O número de jovens nas urnas segue a lógica inversa do restante do país, que aumentou em 17% a quantidade de eleitores no mesmo período. No total, 158,8 milhões de pessoas estão aptas a participar do processo eleitoral em outubro. Em 2010, eram 135,8 milhões.

Com isso, o percentual de jovens de 16 a 24 anos nas urnas em relação à população geral, que em 2010 representava 18,2%, passou a corresponder a 12,5% dos eleitores.

“Ao passo que a população brasileira envelhece, o contingente de eleitores de 16 a 24 anos diminui. O que antes representava 18% dos aptos a votar, agora são pouco mais que 10%. Em um cenário de aguda polarização, em que a eleição de 2022 foi definida por menos de 2 milhões de votos de diferença de Lula para Jair Bolsonaro, todo eleitor é estratégico. Mas a quantidade absoluta de votos dos jovens segue perdendo anualmente sua força, principalmente em comparação ao aumento de eleitores 60+”, afirma o CEO da Nexus, Marcelo Tokarski.

Dos 21,5 milhões de brasileiros da Geração Z (2022), os jovens de 16 a 24 anos, que poderiam votar nas últimas eleições federais, 17 milhões estiveram presentes no primeiro turno, uma taxa de comparecimento de 78,9%. Se levarmos em consideração apenas os brasileiros de 18 a 24 anos, cujo voto é obrigatório, o percentual é parecido, de 78,5%. Curiosamente, os jovens de 16 e 17 anos, que não têm obrigação de votar, apresentaram em 2022 um percentual de comparecimento maior do que aqueles com obrigação de voto, de 82,9%.

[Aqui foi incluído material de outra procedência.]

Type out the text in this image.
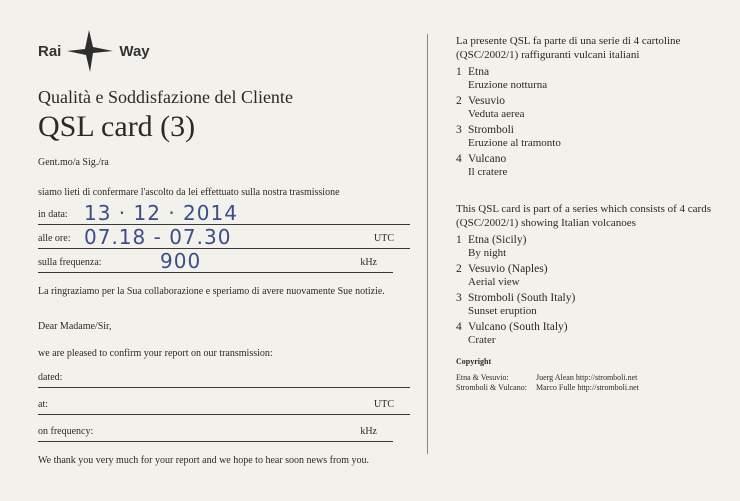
Rai	Way
Qualità e Soddisfazione del Cliente
QSL card (3)
Gent.mo/a Sig./ra
siamo lieti di confermare l'ascolto da lei effettuato sulla nostra trasmissione
in data: 13 · 12 · 2014
alle ore: 07.18 - 07.30	UTC
sulla frequenza:	900	kHz
La ringraziamo per la Sua collaborazione e speriamo di avere nuovamente Sue notizie.
Dear Madame/Sir,
we are pleased to confirm your report on our transmission:
dated:
at:	UTC
on frequency:	kHz
We thank you very much for your report and we hope to hear soon news from you.
La presente QSL fa parte di una serie di 4 cartoline (QSC/2002/1) raffiguranti vulcani italiani
1 Etna
Eruzione notturna
2 Vesuvio
Veduta aerea
3 Stromboli
Eruzione al tramonto
4 Vulcano
Il cratere
This QSL card is part of a series which consists of 4 cards (QSC/2002/1) showing Italian volcanoes
1 Etna (Sicily)
By night
2 Vesuvio (Naples)
Aerial view
3 Stromboli (South Italy)
Sunset eruption
4 Vulcano (South Italy)
Crater
Copyright
Etna & Vesuvio:	Juerg Alean http://stromboli.net
Stromboli & Vulcano:	Marco Fulle http://stromboli.net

O percentual de brasileiros de 16 a 24 anos que foram às urnas nas últimas eleições gerais é ligeiramente menor do que a média de comparecimento da população no primeiro turno das eleições passadas, quando 79,1% dos eleitores aptos a votar foram às urnas.

Sul e Sudeste concentram menor percentual de jovens nas urnas

As regiões Sul e Sudeste, que abarcam os três maiores colégios eleitorais do país, são as que têm menos brasileiros de 16 a 24 anos aptos a votar. Enquanto o país sustenta 12% do seu potencial de voto nesse segmento, no Rio Grande do Sul, esses jovens representam apenas 9% do eleitorado. Em seguida, aparecem o Rio de Janeiro (10%), São Paulo (11%), Santa Catarina (11%), Espírito Santo (11%), Minas Gerais (11%) e Paraná (11%).

Na outra ponta, Roraima, Acre, Amapá e Amazonas são os estados com maior proporção de jovens da Geração Z aptos a irem às urnas, com 18%. Em seguida aparecem ainda Maranhão (17%), Pará (16%) e Tocantins (16%).

“O Brasil está diante de uma nova geografia eleitoral. Os mais jovens perderam espaço nos maiores colégios eleitorais do país, tirando-os do centro gravitacional das principais estratégias políticas”, observa Tokarski.

Em 2014, o número de brasileiros de 16 a 24 anos votantes foi ultrapassado pelo de maiores de 60 anos nas urnas. Desde então, nas últimas duas eleições, esse distanciamento aumentou. Em 2026, o Brasil terá 36,8 milhões de 60+ aptos a votar e 19,2 milhões de jovens da Geração Z.

Consequentemente, o percentual de representatividade desses segmentos no público geral também mudou: Se em 2010 os jovens representavam 18,2% dos brasileiros que poderiam ir às urnas, hoje são 12,5%, contra 23,2% dos maiores de 60+.

METODOLOGIA

O levantamento da Nexus foi realizado a partir do Portal de Dados Abertos do Tribunal Superior Eleitoral (TSE), no dia 01 de julho de 2026, utilizando o recorte das categorias de cadastramento eleitoral, do comparecimento e da abstenção entre 2010 e 2026.